We got a beautiful thunderstorm yesterday afternoon. It rolled in at the perfect time: late enough to cool things off, but early enough that it was still a little light after. It was time to take an after-dinner stroll around headquarters to look for old friends.
Removing transmitters from snakes is bittersweet. No doubt the snakes are better off without them and we’re happy to give them a break from our constant visits. But we get attached to snakes we follow with radio telemetry and without transmitters we can’t be sure we’ll see them again and know how they’re doing.
We removed transmitters from five snakes last summer and have already seen a couple of them again (Henry and Boyett). Glendy (male Arizona black rattlesnake) was the skinniest of the bunch, so he’s the one I’ve wanted to see the most to know he’s doing OK. Although Glendy spent some time around the barn last summer, we’ve yet to run into him this year.
So Glendy was on my mind last night as I started my post-storm walk. After looking for Cat where I last tracked her (not to be seen), I walked along the fence, which is always a good spot for snakes. And there, next to a large piece of tin, was a familiar black disc that always makes my heart skip a beat – a coiled up Arizona black rattlesnake.

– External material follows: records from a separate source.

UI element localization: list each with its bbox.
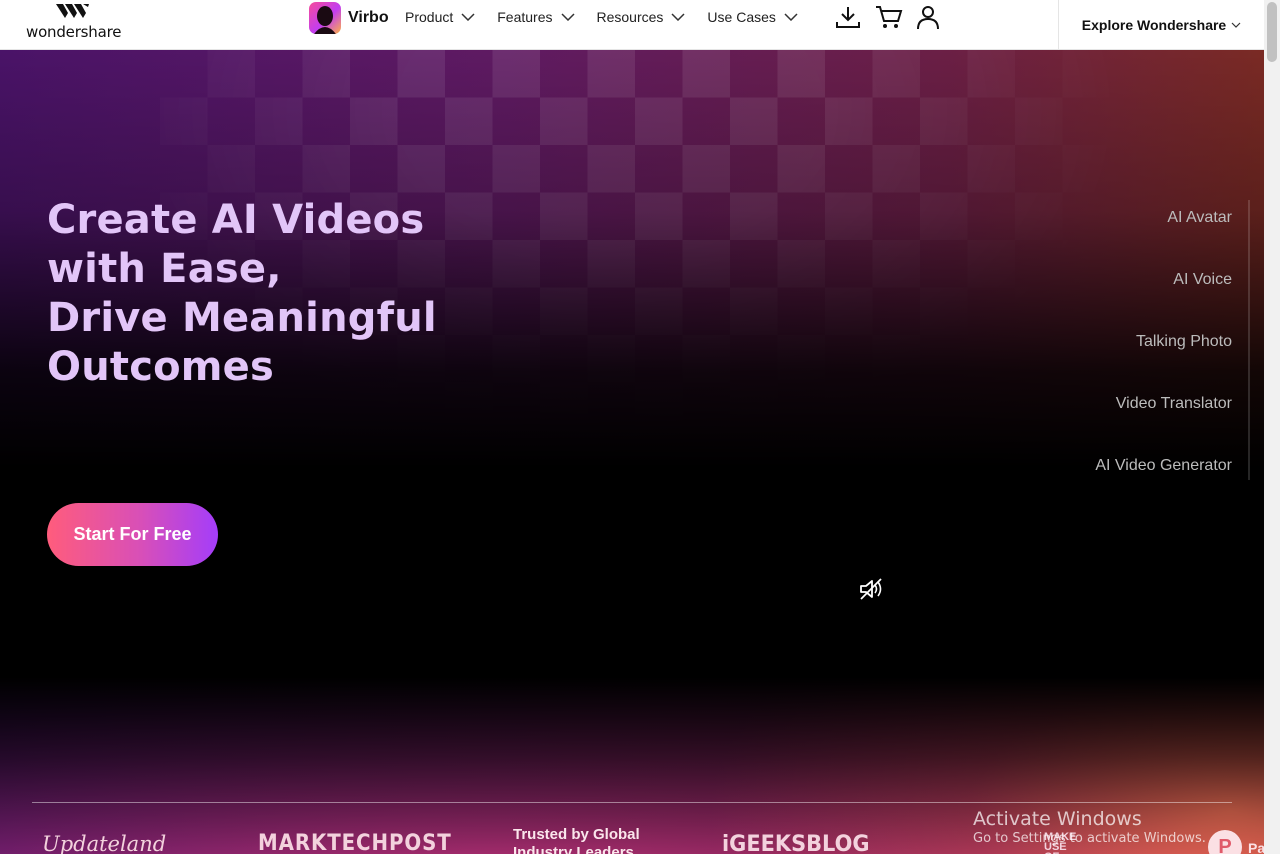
- main-nav: Product Features Resources Use Cases: [405, 9, 798, 25]
- chevron-down-icon: [461, 13, 475, 21]
- virbo-app-icon: [309, 2, 341, 34]
- headline-line: Outcomes: [47, 344, 275, 390]
- site-header: wondershare Virbo Product Features Resou…: [0, 0, 1264, 50]
- nav-product[interactable]: Product: [405, 9, 475, 25]
- chevron-down-icon: [560, 13, 575, 21]
- hero-headline: Create AI Videos with Ease, Drive Meanin…: [47, 196, 467, 392]
- virbo-label: Virbo: [348, 9, 389, 26]
- hero-section: Create AI Videos with Ease, Drive Meanin…: [0, 50, 1264, 854]
- section-divider: [32, 802, 1232, 803]
- nav-label: Product: [405, 9, 454, 25]
- chevron-down-icon: [784, 13, 798, 21]
- cart-icon[interactable]: [875, 4, 903, 30]
- nav-use-cases[interactable]: Use Cases: [707, 9, 798, 25]
- trusted-by-text: Trusted by Global Industry Leaders: [513, 826, 663, 854]
- explore-label: Explore Wondershare: [1081, 17, 1227, 33]
- header-tools: [835, 4, 941, 30]
- logo-partial-text: Pa: [1248, 840, 1264, 854]
- side-menu-ai-voice[interactable]: AI Voice: [1173, 271, 1232, 289]
- headline-line: Drive Meaningful: [47, 295, 437, 341]
- side-menu-talking-photo[interactable]: Talking Photo: [1136, 333, 1232, 351]
- virbo-brand[interactable]: Virbo: [309, 2, 389, 34]
- logo-igeeksblog: iGEEKSBLOG: [722, 832, 870, 854]
- logo-marktechpost: MARKTECHPOST: [258, 831, 452, 854]
- side-menu-video-translator[interactable]: Video Translator: [1116, 395, 1232, 413]
- nav-label: Features: [497, 9, 553, 25]
- headline-line: with Ease,: [47, 246, 282, 292]
- nav-resources[interactable]: Resources: [597, 9, 686, 25]
- side-menu-ai-video-generator[interactable]: AI Video Generator: [1095, 457, 1232, 475]
- chevron-down-icon: [1231, 22, 1241, 28]
- scrollbar-thumb[interactable]: [1267, 2, 1277, 62]
- wondershare-wordmark: wondershare: [26, 23, 122, 41]
- trusted-by-label: Trusted by Global Industry Leaders: [513, 826, 640, 854]
- nav-label: Resources: [596, 9, 664, 25]
- side-menu-ai-avatar[interactable]: AI Avatar: [1167, 209, 1232, 227]
- activate-subtitle: Go to Settings to activate Windows.: [973, 831, 1206, 846]
- start-for-free-button[interactable]: Start For Free: [47, 503, 218, 566]
- nav-features[interactable]: Features: [497, 9, 575, 25]
- explore-wondershare-menu[interactable]: Explore Wondershare: [1058, 0, 1264, 50]
- wondershare-mark-icon: [56, 4, 89, 18]
- nav-label: Use Cases: [707, 9, 776, 25]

I circled the snake, taking photos from all different angles, hoping to see a painted rattle or familiar pattern.
And there it was:
Through the magic of digital photography, I was just able to make out a little green on the rattle.
Here was Glendy, looking good, still damp from the storm and probably happy to have had a drink from the rain. Maybe he remembers me or perhaps he’s tolerant of all humans, but he never stirred despite my close approach and the repeated flash of my camera.
Through telemetry we got to know Glendy’s habits and haunts, and developed a fondness for him. This brief, chance encounter is not only rewarding (he’s alive! he’s healthy!), but provides valuable data without having to disturb him with more than a flash of light. Although we won’t know where Glendy goes, we’ll be keeping an eye out for him next time.
I bid my old friend farewell and smiled all the way back to the house.